Good afternoon! My Acer is looking very sad.  It was planted 2 years ago and was ok for the 1st year but started going "downhill" after that.  Is it diseased and in terminal decline?  Many thanks.

Posts

  • ObelixxObelixx Vendée, Western FrancePosts: 27,557
    Hard to tell in winter when it's dormant and bare.  Wait till bud burst in spring tosee where, or if, new leaves are fomring.   There may be a bit owinter frost dameg you need to snip out, cutting back to just above the nearest healthy bud or there may be considerable die back in which case you'll need to assess whether it is worth trying to save or not.

    Did you water it during the long, hot, dry spell last summer?  It won't have liked being scorched and thirsty. 
    "We don't stop playing because we grow old; we grow old because we stop playing." - George Bernard Shaw
  • jamesharcourtjamesharcourt West SussexPosts: 465
    Definitely not, in my (limited experience)!  There are lots of healthy buds.

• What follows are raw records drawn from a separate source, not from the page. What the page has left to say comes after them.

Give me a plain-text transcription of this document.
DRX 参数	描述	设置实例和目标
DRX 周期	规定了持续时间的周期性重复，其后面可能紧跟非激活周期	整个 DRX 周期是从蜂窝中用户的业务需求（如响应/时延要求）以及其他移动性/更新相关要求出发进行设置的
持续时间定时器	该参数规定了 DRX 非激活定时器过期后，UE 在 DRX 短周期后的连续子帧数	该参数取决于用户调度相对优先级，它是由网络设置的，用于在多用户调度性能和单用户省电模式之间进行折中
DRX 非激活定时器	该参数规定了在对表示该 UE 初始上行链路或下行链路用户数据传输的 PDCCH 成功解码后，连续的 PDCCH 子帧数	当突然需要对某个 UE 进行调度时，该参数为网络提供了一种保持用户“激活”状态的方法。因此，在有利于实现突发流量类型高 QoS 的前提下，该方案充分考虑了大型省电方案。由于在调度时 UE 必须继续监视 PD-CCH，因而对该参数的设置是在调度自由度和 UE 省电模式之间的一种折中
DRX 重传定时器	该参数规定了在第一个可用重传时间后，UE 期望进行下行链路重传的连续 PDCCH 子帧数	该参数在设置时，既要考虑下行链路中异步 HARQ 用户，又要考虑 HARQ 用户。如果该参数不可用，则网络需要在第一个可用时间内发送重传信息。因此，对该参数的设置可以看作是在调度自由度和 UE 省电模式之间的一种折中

    You should remove the dead stuff ... so the white branches with no healthy buds, take those back to 1cm-2cm of the nearest healthy branch.  This should be a case of snipping a few ends off, nothing major.  
  • punkdocpunkdoc Sheffield, Derbyshire border.Posts: 11,181
    It does have some healthy buds, but also some of the main branches are diseased.
    He calls her the chocolate girl
    Cause he thinks she melts when he touches her
    She knows she's the chocolate girl
    Cause she's broken up and swallowed
    And wrapped in bits of silver
  • Many thanks for the speedy and informative replies.  I shall cut back the dead branches and see what the Spring brings.  Tx again.
  • BijdezeeBijdezee BPosts: 1,484
    edited February 2019
    I have exactly the same Acer, so your post made me go and have a good look at it. I noticed that mine also seems to have a couple of the same patches on it but less pronounced. On mine I was able to scratch it off a bit, is it the same on yours? If not, I think I would cut back to healthy wood on one of the areas then check the offcut to see if the damage is all the way through.

    My feeling is that it is some weather damage and that the plant will be ok. Having to prune an Acer is not ideal as it can ruin the natural shape but if carefully done it is better than having to replace it. They are not cheap. 
  • Unfortunately it doesn't scratch off.  So I will dust off the secateurs and see if that solves the problem.
  • jamesharcourtjamesharcourt West SussexPosts: 465
    barry 788 said:
    Unfortunately it doesn't scratch off.  So I will dust off the secateurs and see if that solves the problem.
    What did you do in the end?

    In my own garden I just discovered something that looks very very similar on a fairly young 2-3’ Acer shaina that I moved to a fairly shaded spot.

    The dieback was mid branch rather than from the base of the branch and I removed the whole limb in the end.

    It was looking healthy in October and I moved it but it has gone downhill all of a sudden. 

    I’m wondering about digging it up and replacing with a lot of better soil or even putting back in a pot to see if I can nurse it back to better health.

  • I have cut back the dead/diseased parts and keep my fingers crossed.
  • jamesharcourtjamesharcourt West SussexPosts: 465
    I posted another thread with some pictures of what mine was showing ... at the point of your cut did you see those same black streaks running through the tissue at the cut point?
  • No, there were no streaks at the cut point.